Tigra shoots her commercial, and steps outside. There, Spider-Man is waiting for her, looking for love. Greer doesn't give him the time of day. To Spider- Man's request to make beautiful music, she replies: "I don't play any instruments."
Spidey, dejected, realizes that it isn't Tigra who got him down, it's his failed relationship with Black Cat, and this other cat reminds him... There's a LOT of hidden innuendo in just pages 5 and 6 of this issue, it's amazing to me that they pulled it all off and still kept it kid-friendly. Having a mind entrenched firmly in the gutter myself, I thought of at least 6 filthy jokes in reply to the heroes' comments.
Moving along, Tigra wonders why she's so attracted to Officer Carl, and realizes that he is just like Bill, her one-time lover, now dead. She goes to dinner with him. Carl got all dressed up for the occasion, and there's Tigra, in her usual crime-fighting black bikini. Not that I'm complaining. However, the meal is interrupted when a large man with a collar smashes the table, demanding to fight Greer alone. She is shocked - it is Zabo, the bodyguard of Mal Donalbain - the man who created her as the Cat so long ago to serve in his superwoman army. Tigra looks shocked as she ushers civilians out the door of the restaurant, but Spider-Man flies in to the rescue, or so he thinks - he dropkicks Zabo, nearly breaking his own foot in the process.
Tigra begs Spider-Man to stay out of this, as it is a personal fight for her. He replies rather chauvanistically, offering to help the damsel in distress. However, due to Carl's interference, Spider-Man accidentally webs Tigra to the wall, allowing Zabo an opportunity to attack. Tigra flips just in time, and pulls her arm free of Spider-Man's webbing because it "hadn't dried yet."
Zabo then crushes Spider-Man through the wall of a - get this - Kwikee Burger. Zabo angrily reveals that he is Donalbain's brother - causing Tigra concern. Zabo believes Tigra is responsible for Donalbain's death, but really, Mal killed himself. In addition, Tigra feels horrified that Mal Donalbain used his devices to turn Zabo into a mindless drone. Spider-Man manages to lock Zabo in a tight hold, but only after Zabo hits Tigra hard enough to hurt her badly. Tigra croaks out that Zabo's actions aren't his fault, and begs Spider-Man to let him alone. Spidey thinks about it for a moment, and DOES... great responsibility, my butt... but Tigra looks at the frustrated Zabo, and tells him that he doesn't have to kill her, he can live his life freely now, without Mal Donalbain's interference. Zabo looks at her and begins to cry, running away.

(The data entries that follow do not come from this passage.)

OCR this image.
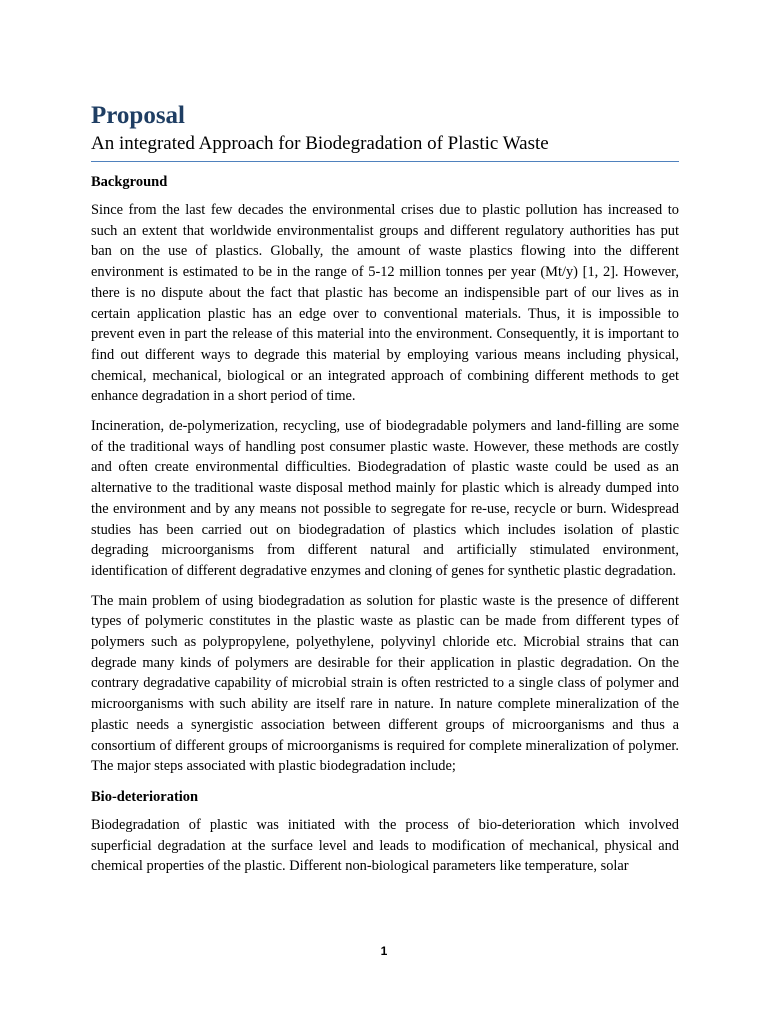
Proposal
An integrated Approach for Biodegradation of Plastic Waste
Background

Since from the last few decades the environmental crises due to plastic pollution has increased to such an extent that worldwide environmentalist groups and different regulatory authorities has put ban on the use of plastics. Globally, the amount of waste plastics flowing into the different environment is estimated to be in the range of 5-12 million tonnes per year (Mt/y) [1, 2]. However, there is no dispute about the fact that plastic has become an indispensible part of our lives as in certain application plastic has an edge over to conventional materials. Thus, it is impossible to prevent even in part the release of this material into the environment. Consequently, it is important to find out different ways to degrade this material by employing various means including physical, chemical, mechanical, biological or an integrated approach of combining different methods to get enhance degradation in a short period of time.

Incineration, de-polymerization, recycling, use of biodegradable polymers and land-filling are some of the traditional ways of handling post consumer plastic waste. However, these methods are costly and often create environmental difficulties. Biodegradation of plastic waste could be used as an alternative to the traditional waste disposal method mainly for plastic which is already dumped into the environment and by any means not possible to segregate for re-use, recycle or burn. Widespread studies has been carried out on biodegradation of plastics which includes isolation of plastic degrading microorganisms from different natural and artificially stimulated environment, identification of different degradative enzymes and cloning of genes for synthetic plastic degradation.

The main problem of using biodegradation as solution for plastic waste is the presence of different types of polymeric constitutes in the plastic waste as plastic can be made from different types of polymers such as polypropylene, polyethylene, polyvinyl chloride etc. Microbial strains that can degrade many kinds of polymers are desirable for their application in plastic degradation. On the contrary degradative capability of microbial strain is often restricted to a single class of polymer and microorganisms with such ability are itself rare in nature. In nature complete mineralization of the plastic needs a synergistic association between different groups of microorganisms and thus a consortium of different groups of microorganisms is required for complete mineralization of polymer. The major steps associated with plastic biodegradation include;

Bio-deterioration

Biodegradation of plastic was initiated with the process of bio-deterioration which involved superficial degradation at the surface level and leads to modification of mechanical, physical and chemical properties of the plastic. Different non-biological parameters like temperature, solar

1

Later, Tigra, Spider-Man, and Carl all discuss what happened, hoping that the cops will understand. They do. Lance Bannon, Bugle photographer, shows up to snap some shots, as Spidey and Tigra run away. Mr. Bickey returns to complain about the Kwikee Burger damage, but Spider-Man shuts him up with a fistful of web. Carl wonders if it's too soon to retire. As do I, friend. As do I.
This is a little messy - even at the urging of another hero, Spider- Man really isn't the type to let crazed killers run amok. At least this isn't the complete screwjob from Amazing Spider-Man #375, but this is still off. And I also didn't appreciate how DeMatteis had Spider-Man turn down the commercial offer - the guy's desperate for cash, and he's done TV before, and New York has a generally negative opinion of him anyway... which leads me to wonder how he got THIS gig... but it just doesn't feel right.
Two webs - I feel a bit generous. It would be 1.5, but there were a few moments of humor worth giving credit for.